Bogo Grafenauer (16 March 1916 – 12 May 1995) was a Slovenian historian, who mostly wrote about medieval history in the Slovene Lands. Together with Milko Kos, Fran Zwitter, and Vasilij Melik, he was one of the founders of the so-called Ljubljana school of historiography.

== Early life ==
He was born in Ljubljana in a well-established Carinthian Slovene family. His father, Ivan Grafenauer, was a famous literary historian and ethnologist and nephew of Franc Grafenauer, a representative in the Carinthian provincial assembly and representative of Carinthia in Vienna parliament. He was the brother of the mineralogist Stanko Grafenauer and the designer, architect and choreographer Marija Grafenauer-Vogelnik. He was father of the historian Darja Mihelič and also the uncle of the flautist Irena Grafenauer and artist Eka Vogelnik.

He studied history at the University of Ljubljana, graduating in 1940. In his college years, he joined the Christian left intellectual circle around Edvard Kocbek. After the Axis invasion of Yugoslavia in April 1941, he joined the Liberation Front of the Slovenian People. Between 1942 and 1943, the Italian Fascist occupation authorities interned him in the Gonars concentration camp. Nevertheless, he managed to complete his PhD dissertation in 1944 under the supervision of the medievalist Milko Kos.

== Career ==
Grafenauer started publishing already in the late 1930s. In his academic career, Grafenauer focused on social history in the Middle Ages. He continued the researches of Milko Kos on settlements patterns in the Slovene Lands in the Early Middle Ages, focusing on the Slavic settlement of the Eastern Alps and the medieval Slavic principality of Carantania. He wrote several treatises on the transition between tribal and feudal socio-economic forms in the Eastern Alps and the west Balkans.

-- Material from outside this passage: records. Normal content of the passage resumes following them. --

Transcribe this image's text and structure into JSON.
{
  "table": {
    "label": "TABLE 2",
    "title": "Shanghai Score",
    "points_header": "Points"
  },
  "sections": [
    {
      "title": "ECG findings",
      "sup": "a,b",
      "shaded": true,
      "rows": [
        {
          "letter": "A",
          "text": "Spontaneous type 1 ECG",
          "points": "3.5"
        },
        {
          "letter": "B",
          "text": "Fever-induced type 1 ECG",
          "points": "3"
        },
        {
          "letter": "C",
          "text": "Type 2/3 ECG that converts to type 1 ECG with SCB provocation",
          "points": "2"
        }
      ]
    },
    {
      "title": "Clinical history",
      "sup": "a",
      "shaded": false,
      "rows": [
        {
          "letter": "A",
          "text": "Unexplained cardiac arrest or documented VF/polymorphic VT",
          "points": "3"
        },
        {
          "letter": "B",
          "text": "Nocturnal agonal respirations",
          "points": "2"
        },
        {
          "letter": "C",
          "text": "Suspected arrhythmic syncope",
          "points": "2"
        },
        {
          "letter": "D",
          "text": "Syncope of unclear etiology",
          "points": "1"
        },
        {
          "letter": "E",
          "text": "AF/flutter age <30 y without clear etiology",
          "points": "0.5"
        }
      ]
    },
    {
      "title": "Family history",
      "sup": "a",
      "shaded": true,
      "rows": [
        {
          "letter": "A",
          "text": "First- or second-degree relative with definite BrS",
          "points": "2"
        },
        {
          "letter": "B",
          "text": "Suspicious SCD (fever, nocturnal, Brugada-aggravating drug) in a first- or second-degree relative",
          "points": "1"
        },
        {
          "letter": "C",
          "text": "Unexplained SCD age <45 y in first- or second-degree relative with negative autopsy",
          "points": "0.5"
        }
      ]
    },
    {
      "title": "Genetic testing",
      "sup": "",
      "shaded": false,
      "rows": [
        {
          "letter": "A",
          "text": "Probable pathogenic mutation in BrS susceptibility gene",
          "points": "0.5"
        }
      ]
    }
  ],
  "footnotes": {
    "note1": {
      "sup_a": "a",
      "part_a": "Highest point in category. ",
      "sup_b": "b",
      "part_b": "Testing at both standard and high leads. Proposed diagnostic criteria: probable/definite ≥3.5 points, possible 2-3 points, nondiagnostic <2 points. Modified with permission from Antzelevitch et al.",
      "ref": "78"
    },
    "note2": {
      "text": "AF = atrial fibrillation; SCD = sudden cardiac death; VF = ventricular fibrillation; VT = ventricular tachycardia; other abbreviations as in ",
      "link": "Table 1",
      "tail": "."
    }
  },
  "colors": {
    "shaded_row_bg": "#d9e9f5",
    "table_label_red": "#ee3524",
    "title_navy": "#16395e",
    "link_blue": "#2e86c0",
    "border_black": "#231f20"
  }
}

His main contribution was however the history of the German Peasants' Wars in the late 15th and 16th century in the Slovene Lands and in Croatia. He also wrote on the history of the Slovenes in Carinthia in the 19th and 20th centuries, and on agricultural modernization in the early 19th century. Since the 1950s and 1960s, he was among those who introduced the approaches of the French Annales school in the Yugoslav historiography.

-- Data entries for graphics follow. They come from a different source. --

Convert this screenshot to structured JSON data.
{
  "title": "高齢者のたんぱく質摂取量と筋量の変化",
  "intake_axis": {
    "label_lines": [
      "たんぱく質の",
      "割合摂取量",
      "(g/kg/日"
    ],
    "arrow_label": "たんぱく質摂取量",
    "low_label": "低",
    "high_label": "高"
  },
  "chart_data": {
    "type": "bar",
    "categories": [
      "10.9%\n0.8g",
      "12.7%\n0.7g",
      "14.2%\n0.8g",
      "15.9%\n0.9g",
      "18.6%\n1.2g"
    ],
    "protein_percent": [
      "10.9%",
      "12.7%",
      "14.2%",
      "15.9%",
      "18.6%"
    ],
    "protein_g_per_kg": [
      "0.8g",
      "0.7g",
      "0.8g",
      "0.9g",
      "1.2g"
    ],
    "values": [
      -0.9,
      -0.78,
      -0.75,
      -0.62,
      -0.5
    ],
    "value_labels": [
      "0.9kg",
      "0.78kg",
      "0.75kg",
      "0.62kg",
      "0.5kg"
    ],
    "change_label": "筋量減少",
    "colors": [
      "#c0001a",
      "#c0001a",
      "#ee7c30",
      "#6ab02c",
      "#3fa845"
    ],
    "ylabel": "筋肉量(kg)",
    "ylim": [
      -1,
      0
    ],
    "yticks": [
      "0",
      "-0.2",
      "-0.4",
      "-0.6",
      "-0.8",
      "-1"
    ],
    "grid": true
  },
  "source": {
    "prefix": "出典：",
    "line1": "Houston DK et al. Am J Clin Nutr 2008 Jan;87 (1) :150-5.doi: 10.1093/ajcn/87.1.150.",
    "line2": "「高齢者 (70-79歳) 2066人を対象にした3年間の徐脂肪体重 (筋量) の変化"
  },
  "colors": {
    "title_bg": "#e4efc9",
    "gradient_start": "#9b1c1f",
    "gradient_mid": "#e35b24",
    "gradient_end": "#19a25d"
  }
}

Between 1945 and 1955, he wrote several expert surveys on border areas in Carinthia and the Julian March for the Yugoslav diplomacy.

From 1946 to 1982, he taught Slovene medieval history and theory of historiography at the University of Ljubljana. He was also the first editor-in-chief of Zgodovinski časopis, the leading Slovenian historical journal. In 1972, he became a member of the Slovenian Academy of Sciences and Arts. He was also a member of the Yugoslav Academy of Sciences and Arts and the Academy of Sciences and Arts of Bosnia and Herzegovina. Between 1978 and 1987, he served as president of the publishing house Slovenska matica; during his presidency, Grafenauer hired several prominent external collaborators, some of whom (like Ivo Urbančič, Tine Hribar and Drago Jančar) had been persecuted by the Communist regime, raising the quality and reputation of the institution.

In the last decade of his life, Grafenauer rose to prominence again with his resolute fight against autochthonist re-interpretations of Slovenian history, especially against the populist Venetic theory, which denied the Slavic settlement in the East Alps.

Bogo Grafenauer died in Ljubljana and was buried in the Žale cemetery. His daughter, Darja Mihelič, is also a historian.